Australian Synchrotron

Molecular insights into the specificity and potency of metabolite-mediated T-cell immunity

19 Nov 2020, 15:20

20m

Oral Biomedicine and Health Session 7 - Biomedicine & Health

Speaker

Wael Awad (Monash University)

Description

Mucosal associated invariant T (MAIT) cells are an abundant human T cells subset that are variably activated by small-molecule metabolites presented by the MHC class 1 related molecule, MR1. During infection with riboflavin-producing microorganisms, the microbial metabolite 5-amino-6-D-ribitylaminouracil (5-A-RU) reacts with glycolysis byproducts of glyoxal/methylglyoxal forming highly potent ribityl pyrimidine ligands. These pyrimidine intermediates are trapped by MR1 and presented on the surface of the antigen-presenting cells encountering the MAIT T cell receptor (TCR) leading to the activation of the MAIT cells. These riboflavin-based MAIT cell agonists are unique for a wide range of microbes and accordingly represent a molecular signature of microbial infection. The most potent MAIT agonist is 5-(2-oxopropylideneamino)-6-D-ribitylaminouracil (5-OP-RU), but the mechanism that underpins this potency remains unclear.

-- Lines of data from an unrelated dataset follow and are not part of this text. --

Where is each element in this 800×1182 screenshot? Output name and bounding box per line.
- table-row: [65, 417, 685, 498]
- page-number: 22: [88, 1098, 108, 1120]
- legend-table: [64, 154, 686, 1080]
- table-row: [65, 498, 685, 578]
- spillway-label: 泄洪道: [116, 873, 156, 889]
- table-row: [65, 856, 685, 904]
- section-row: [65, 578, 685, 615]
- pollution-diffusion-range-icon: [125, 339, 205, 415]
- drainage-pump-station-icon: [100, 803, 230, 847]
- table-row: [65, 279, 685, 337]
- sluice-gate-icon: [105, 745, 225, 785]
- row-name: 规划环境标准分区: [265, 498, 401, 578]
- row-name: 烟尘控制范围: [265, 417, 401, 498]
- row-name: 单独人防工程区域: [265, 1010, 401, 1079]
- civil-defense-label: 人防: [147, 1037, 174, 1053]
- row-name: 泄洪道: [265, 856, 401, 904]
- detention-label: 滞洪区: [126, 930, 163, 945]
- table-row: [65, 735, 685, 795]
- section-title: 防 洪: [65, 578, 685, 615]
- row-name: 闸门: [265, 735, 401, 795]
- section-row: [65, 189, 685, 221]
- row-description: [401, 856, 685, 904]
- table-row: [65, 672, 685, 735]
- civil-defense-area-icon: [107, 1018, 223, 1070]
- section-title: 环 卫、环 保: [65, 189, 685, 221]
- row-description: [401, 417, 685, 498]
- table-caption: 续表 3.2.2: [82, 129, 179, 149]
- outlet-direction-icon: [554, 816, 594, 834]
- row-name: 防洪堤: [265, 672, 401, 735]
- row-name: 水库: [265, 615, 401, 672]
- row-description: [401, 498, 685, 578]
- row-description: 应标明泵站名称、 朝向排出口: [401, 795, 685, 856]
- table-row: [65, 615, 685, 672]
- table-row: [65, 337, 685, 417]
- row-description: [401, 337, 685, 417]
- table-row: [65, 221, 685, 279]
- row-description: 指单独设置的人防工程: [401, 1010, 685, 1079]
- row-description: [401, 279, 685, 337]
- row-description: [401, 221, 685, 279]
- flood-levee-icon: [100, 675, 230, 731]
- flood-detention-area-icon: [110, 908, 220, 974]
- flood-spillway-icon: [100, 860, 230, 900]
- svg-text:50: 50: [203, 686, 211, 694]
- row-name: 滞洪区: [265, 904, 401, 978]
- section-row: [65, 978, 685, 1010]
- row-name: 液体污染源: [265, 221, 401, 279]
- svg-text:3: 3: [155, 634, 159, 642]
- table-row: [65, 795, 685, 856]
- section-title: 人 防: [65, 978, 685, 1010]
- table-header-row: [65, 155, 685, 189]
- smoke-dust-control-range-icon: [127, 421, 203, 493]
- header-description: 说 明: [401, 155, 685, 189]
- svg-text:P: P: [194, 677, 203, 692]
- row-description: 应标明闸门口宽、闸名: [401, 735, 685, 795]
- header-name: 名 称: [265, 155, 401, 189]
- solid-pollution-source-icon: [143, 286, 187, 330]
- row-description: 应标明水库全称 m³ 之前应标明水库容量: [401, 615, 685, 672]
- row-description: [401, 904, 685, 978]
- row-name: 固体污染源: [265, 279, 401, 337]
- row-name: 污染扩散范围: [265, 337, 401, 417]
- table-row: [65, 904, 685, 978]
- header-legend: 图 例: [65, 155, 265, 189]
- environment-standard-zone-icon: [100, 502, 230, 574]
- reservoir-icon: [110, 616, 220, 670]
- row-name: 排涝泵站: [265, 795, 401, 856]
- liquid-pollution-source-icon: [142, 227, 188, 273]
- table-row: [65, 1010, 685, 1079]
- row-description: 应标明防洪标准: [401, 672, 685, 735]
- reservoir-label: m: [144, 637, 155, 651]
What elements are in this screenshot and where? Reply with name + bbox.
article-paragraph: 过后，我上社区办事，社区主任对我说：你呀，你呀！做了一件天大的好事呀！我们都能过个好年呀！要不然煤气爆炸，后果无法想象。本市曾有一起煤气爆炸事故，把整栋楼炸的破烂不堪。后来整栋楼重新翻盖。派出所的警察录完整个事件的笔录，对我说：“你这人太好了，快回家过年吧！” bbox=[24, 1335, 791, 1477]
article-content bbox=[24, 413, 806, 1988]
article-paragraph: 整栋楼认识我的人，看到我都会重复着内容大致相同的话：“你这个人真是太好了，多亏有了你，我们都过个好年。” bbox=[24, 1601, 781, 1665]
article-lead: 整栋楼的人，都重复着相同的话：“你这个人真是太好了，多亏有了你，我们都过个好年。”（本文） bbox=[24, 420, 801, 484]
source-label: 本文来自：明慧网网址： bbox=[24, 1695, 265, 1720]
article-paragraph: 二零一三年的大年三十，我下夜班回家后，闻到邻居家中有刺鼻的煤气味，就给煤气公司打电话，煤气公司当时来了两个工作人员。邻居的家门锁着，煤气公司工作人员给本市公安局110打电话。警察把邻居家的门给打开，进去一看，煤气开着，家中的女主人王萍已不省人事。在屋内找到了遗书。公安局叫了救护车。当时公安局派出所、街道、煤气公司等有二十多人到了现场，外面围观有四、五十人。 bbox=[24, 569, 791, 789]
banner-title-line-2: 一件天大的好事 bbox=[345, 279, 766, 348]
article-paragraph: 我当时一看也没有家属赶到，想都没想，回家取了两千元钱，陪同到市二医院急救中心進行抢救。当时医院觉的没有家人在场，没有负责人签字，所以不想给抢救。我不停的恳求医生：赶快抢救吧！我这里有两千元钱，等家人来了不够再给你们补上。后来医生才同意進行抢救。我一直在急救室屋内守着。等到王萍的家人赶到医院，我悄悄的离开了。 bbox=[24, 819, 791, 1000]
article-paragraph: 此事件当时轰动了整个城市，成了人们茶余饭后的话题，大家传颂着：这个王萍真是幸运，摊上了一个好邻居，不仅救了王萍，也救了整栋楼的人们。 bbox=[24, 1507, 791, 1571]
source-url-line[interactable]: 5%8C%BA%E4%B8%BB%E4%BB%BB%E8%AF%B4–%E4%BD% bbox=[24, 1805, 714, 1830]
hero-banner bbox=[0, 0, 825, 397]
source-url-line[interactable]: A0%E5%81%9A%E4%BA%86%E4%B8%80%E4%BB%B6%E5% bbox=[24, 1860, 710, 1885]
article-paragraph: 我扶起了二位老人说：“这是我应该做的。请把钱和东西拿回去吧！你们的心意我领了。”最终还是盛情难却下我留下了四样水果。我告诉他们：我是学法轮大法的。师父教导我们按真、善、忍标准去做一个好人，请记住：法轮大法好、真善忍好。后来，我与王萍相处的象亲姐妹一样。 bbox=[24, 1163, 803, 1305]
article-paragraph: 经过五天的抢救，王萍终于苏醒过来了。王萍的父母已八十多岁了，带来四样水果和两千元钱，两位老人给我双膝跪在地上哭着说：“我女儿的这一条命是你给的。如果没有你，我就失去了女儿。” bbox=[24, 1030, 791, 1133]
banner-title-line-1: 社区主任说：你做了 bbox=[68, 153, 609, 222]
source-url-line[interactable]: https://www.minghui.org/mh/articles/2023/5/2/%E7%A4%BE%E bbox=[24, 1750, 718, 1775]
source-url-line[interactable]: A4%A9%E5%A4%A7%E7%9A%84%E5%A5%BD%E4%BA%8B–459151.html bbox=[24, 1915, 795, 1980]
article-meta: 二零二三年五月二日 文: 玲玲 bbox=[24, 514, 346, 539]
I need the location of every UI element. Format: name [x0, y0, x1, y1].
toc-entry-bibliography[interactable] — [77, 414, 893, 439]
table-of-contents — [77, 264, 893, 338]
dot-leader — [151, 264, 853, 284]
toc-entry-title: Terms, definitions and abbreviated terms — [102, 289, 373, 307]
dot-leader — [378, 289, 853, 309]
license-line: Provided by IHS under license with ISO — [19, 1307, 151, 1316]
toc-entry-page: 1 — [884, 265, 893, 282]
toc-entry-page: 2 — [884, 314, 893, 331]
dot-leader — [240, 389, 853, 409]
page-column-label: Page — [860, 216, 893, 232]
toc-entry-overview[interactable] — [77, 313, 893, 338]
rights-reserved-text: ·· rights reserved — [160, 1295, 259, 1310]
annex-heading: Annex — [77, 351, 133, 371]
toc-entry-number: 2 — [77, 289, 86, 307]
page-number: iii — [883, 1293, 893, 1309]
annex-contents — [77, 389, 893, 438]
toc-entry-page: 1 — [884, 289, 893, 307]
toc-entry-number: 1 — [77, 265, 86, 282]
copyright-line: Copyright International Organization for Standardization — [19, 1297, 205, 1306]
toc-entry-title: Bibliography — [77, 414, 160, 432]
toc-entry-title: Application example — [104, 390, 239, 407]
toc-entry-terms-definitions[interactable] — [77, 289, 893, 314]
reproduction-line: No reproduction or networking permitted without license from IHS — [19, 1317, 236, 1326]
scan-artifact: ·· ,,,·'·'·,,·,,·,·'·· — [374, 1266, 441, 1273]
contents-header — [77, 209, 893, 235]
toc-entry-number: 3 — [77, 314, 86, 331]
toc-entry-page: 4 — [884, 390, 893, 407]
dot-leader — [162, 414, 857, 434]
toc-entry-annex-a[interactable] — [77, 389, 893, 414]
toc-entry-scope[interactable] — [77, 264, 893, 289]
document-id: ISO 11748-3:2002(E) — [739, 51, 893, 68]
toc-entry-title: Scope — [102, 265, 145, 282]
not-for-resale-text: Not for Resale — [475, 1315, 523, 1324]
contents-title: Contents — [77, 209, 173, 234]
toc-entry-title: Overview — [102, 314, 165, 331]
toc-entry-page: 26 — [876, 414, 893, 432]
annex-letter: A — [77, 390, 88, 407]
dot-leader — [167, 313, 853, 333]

To explore the molecular basis for the high potency of 5-OP-RU as a MAIT agonist, we chemically synthesized and characterized a large panel of 5-OP-RU analogues, termed ‘’altered metabolite ligands’’ (AMLs), and investigated functionally and structurally their impact on MAIT TCR recognition. Here, modification of the 5-OP-RU ribityl moiety impacted differentially on MAIT TCR binding affinity, consistent with the ability of AMLs to stimulate MAIT cells. Through an analysis of 13 high-resolution (~ 1.9 Å) MAIT TCR-MR1-AML crystal structures, we show that the propensity of MR1 upregulation on the cell surface was related to the nature of MR1-AML interactions. Further, MR1-AML adaptability and a dynamic compensatory interplay at the MAIT TCR-AML-MR1 interface impacted on the affinity of the MAIT TCR-MR1-AML interaction, which ultimately underscored the ability of the AMLs to activate MAIT cells. Therefore, we determined the molecular basis underlying MR1 antigen capture, MAIT TCR recognition and thereby provide insights into MAIT cell antigen specificity and potency.

1.Awad, W.#, Ler, G.J.M.# et al. (2020). The molecular basis underpinning the potency and specificity of MAIT cell antigens. Nature Immunology 21, 400-411.
2.Salio, M.#, Awad, W.# et al. (2020). Ligand-dependent downregulation of MR1 cell surface expression. PNAS, 202003136.
3.Awad W., et al. (2020). Atypical TRAV1-2- T cell receptor recognition of the antigen-presenting molecule MR1. J. Biol. Chem., in press.